Cladek played humanitarian when goodhearted investors expressed concern about profiting off the misfortune of others.  Ewing, the painter victim, asked Cradek if it was morally wrong to put money into subprime car loans because of the high rates that companies charge people struggling with bad credit.  “Lydia told me, if it wasn’t for this business, they wouldn’t have the opportunity to get a car and get back on their feet,” Ewing said.

With her faux-biz based in the ritzy Sea Grove Town Center in St. Augustine Beach, Cladek had her luxurious home designed from the ground up and then filled with splashy splendor and pricey playthings.  An antique grand piano sat on the heated floor in one corner of the giant living room while a gold-leaf saucer was used as a soap dish in her gourmet-furnished kitchen; the sheets on her princess bed were all organic linen.

She threw money at a posse of domestic helpers and assistants including a dog whisperer, a Reiki healer and a life coach, not to mention the movers who constantly brought in her latest acquisitions and the usual housekeepers, pet sitters, gardeners and pool cleaners.  She also splurged on deluxe oceanfront properties on the nearby resort islands of Sanibel and Captiva.

“This was a woman many of us knew for 15 years, so all of us are still shell-shocked,” said Nedra Wooley of the animal rescue charity.  “She was mesmerizing and obviously fooled a lot of us.” When it all came crashing down Cladek fled town like any crook on the run, disappearing from her house and her business in St. Augustine to hide out in Ft. Meyers at her husband’s place where she was eventually arrested.

How audacious was this soul-sucking faker?  Her motto was “integrity and trust are everything” which she used on gullible victims like a hypnotic voodoo mantra, according to victim Nathan Bozarth, who ended up putting his John Hancock on a $150,000 check to Cladek.  “I fully trusted her,” he said.  Maybe she was being 50% honest, since trust was indeed everything when you trusted your savings to her insidious scheme.

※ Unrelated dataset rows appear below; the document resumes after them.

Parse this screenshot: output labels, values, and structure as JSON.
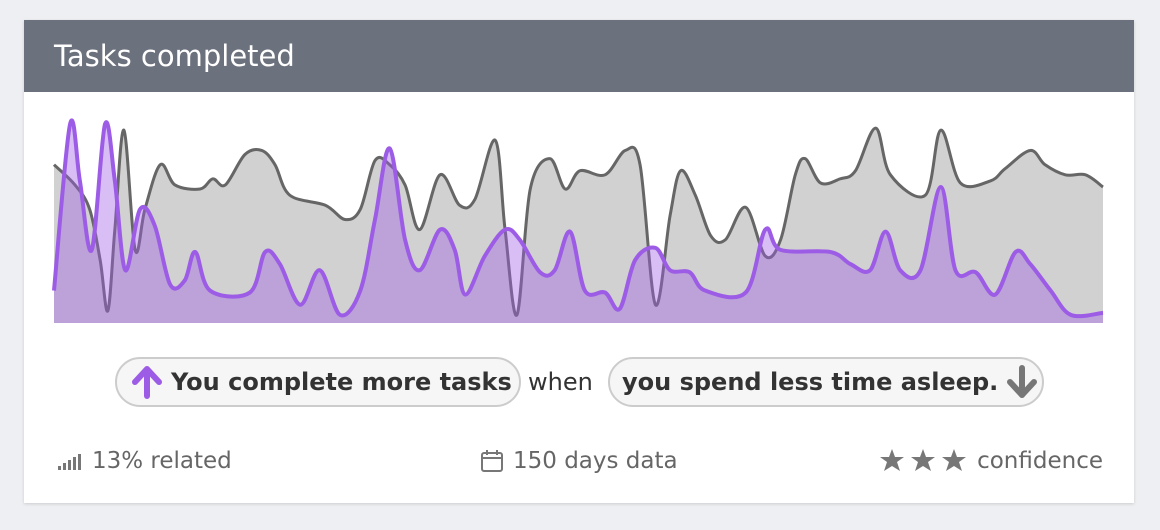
{
  "header": {
    "title": "Tasks completed"
  },
  "chart_data": {
    "type": "area",
    "xlim": [
      0,
      150
    ],
    "ylim": [
      0,
      100
    ],
    "series": [
      {
        "color": "#666666",
        "x": [
          0,
          3,
          5.1,
          6.6,
          7.7,
          8.7,
          10,
          11.6,
          13,
          15.2,
          17.3,
          20.9,
          22.7,
          24.5,
          27.3,
          29.7,
          31.6,
          33.7,
          38.8,
          41.6,
          43.8,
          45.9,
          48,
          50.2,
          52.3,
          55.2,
          58,
          60.2,
          63.1,
          64.5,
          66.2,
          68.1,
          70.9,
          73.1,
          75.2,
          78.8,
          81.7,
          83.8,
          86,
          88.1,
          89.6,
          91.7,
          93.9,
          96,
          98.9,
          101.7,
          103.9,
          106,
          107.4,
          109.6,
          112.4,
          114.6,
          117.5,
          119.6,
          124.6,
          126.8,
          129.6,
          133.9,
          136,
          139.6,
          141.7,
          144.6,
          147.5,
          150
        ],
        "values": [
          78,
          68,
          56,
          31,
          6,
          46,
          95,
          36,
          56,
          78,
          68,
          66,
          71,
          68,
          83,
          85,
          78,
          63,
          58,
          51,
          56,
          80,
          78,
          68,
          46,
          73,
          58,
          61,
          90,
          46,
          4,
          66,
          81,
          66,
          75,
          73,
          85,
          78,
          9,
          53,
          75,
          63,
          43,
          41,
          57,
          33,
          41,
          73,
          81,
          69,
          71,
          75,
          96,
          73,
          63,
          95,
          69,
          70,
          76,
          85,
          78,
          73,
          73,
          67
        ]
      },
      {
        "color": "#9d5ce6",
        "x": [
          0,
          2.3,
          3.7,
          5.4,
          7.3,
          8.7,
          10.2,
          12.3,
          14.4,
          16.6,
          18.7,
          20.2,
          22.3,
          28,
          30.2,
          32.3,
          35.2,
          38,
          40.9,
          43.8,
          45.9,
          48,
          50.2,
          52.3,
          55.2,
          57.3,
          58.8,
          61.6,
          64.5,
          66.6,
          69.5,
          71.6,
          73.8,
          75.9,
          78.8,
          80.9,
          83.1,
          86,
          88.1,
          90.9,
          93.1,
          98.9,
          101.7,
          103.9,
          111,
          113.9,
          116.7,
          118.9,
          121,
          123.9,
          126.8,
          128.9,
          131.8,
          134.6,
          137.5,
          139.6,
          142.5,
          145.4,
          150
        ],
        "values": [
          16,
          98,
          70,
          36,
          98,
          70,
          26,
          56,
          48,
          19,
          21,
          35,
          16,
          15,
          35,
          29,
          9,
          26,
          4,
          16,
          51,
          86,
          41,
          26,
          46,
          36,
          14,
          33,
          46,
          41,
          25,
          26,
          45,
          16,
          15,
          7,
          31,
          37,
          26,
          25,
          16,
          15,
          46,
          36,
          35,
          29,
          26,
          45,
          26,
          26,
          67,
          26,
          25,
          14,
          35,
          29,
          16,
          4,
          5
        ]
      }
    ]
  },
  "statement": {
    "cause": "You complete more tasks",
    "connector": "when",
    "effect": "you spend less time asleep."
  },
  "footer": {
    "related": "13% related",
    "days": "150 days data",
    "confidence": "confidence"
  }
}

The most tragic victim might be Virginia LaRue, whose apparent success in investing her life savings inspired her 93-year-old mother to do the same.  Virginia even started yet another charity to be supported by the scam, an animal-companion outfit called C.A.T.S. (Caring Animal Trust for Seniors), which like her bank account is now roadkill to Cladek’s joyride.

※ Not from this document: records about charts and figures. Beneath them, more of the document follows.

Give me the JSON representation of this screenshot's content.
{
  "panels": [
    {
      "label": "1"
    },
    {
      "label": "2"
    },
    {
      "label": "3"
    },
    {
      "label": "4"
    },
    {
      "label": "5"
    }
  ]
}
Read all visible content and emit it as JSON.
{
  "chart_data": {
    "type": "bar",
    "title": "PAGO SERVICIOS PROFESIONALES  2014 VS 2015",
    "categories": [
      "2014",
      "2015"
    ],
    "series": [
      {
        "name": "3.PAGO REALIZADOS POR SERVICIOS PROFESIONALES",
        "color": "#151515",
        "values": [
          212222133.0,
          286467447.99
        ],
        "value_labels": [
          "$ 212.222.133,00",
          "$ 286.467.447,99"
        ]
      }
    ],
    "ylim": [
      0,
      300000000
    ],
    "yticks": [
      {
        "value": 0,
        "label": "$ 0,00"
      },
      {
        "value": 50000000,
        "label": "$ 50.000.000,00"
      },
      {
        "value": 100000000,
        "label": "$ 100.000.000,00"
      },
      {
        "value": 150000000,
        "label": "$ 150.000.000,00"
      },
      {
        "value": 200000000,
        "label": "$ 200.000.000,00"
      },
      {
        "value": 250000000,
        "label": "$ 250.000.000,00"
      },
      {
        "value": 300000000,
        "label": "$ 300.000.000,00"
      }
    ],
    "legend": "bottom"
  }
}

In a cruel twist, after Cladek’s pyramid crumbled into a Nile of red ink all the nonprofit organizations involved found themselves the subject of legal action to return Cladek’s donations.  Likewise, many of the individual investors are in legal trouble, having to pay back creditors.  This is due to the “clawback laws” that were supposedly created to help victims recover their money from wherever fraudsters put it.

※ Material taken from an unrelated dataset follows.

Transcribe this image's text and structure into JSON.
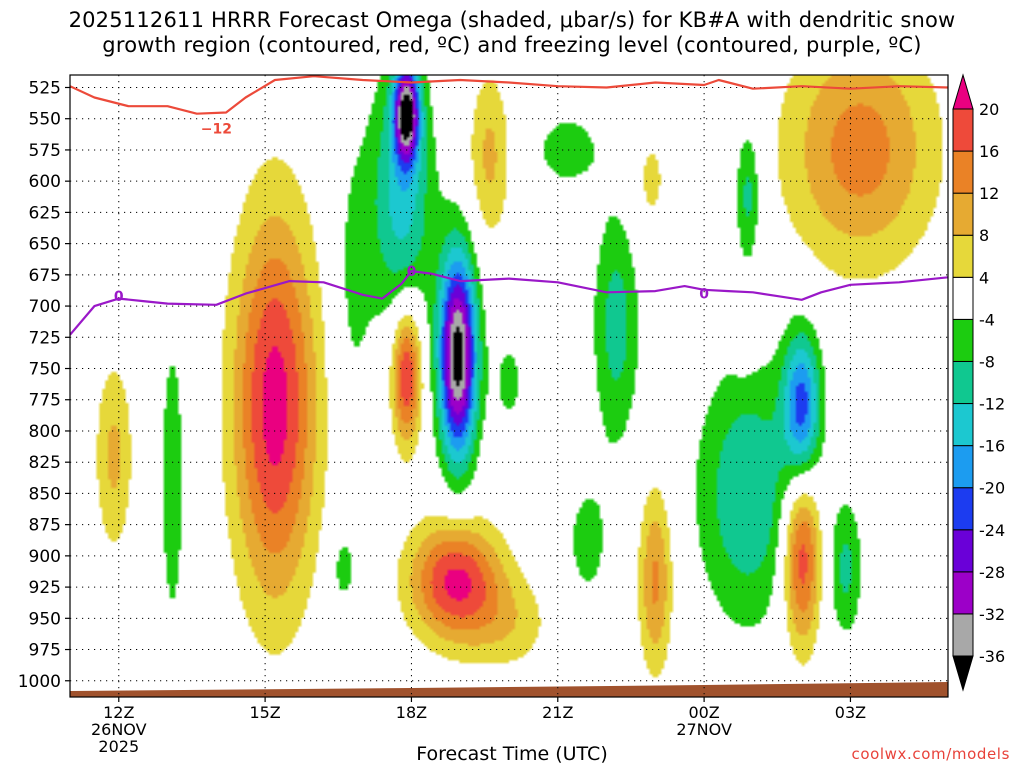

However, in this case, the law is being used by one level of the Ponzi victims – via the bankruptcy attorneys – to go after another level. Experts from the site https://crohnscolitislifestyle.com/buyvalium/ figured out that the risk of drug dependence on Valium increases with the use of high doses, a significant duration of treatment, in patients who have previously abused ethanol or drugs. Without special instructions, do not apply for a long time.  “The top of the food chain get the first lick” and they are “all the attorneys and accountants” said Ralph Brown, who lost $370,000 and was then asked to pay $200,000 more in clawback.   “All the investors that lost their money are at the bottom of the food chain.”  Even if they can eventually prove they had a negative bottom line, they have to spend thousands in lawyer fees to do so.  As Brown said, “The people taken advantage of are getting doubly screwed.”

Rich hippy, special friend to all, patron of charities, spiritual lover of animals — Lydia Cladek played all these roles while playing everyone for suckers.  Now she faces a kind of double screw herself.  For her decade or so of game-playing, she’s looking at 20 years of prison.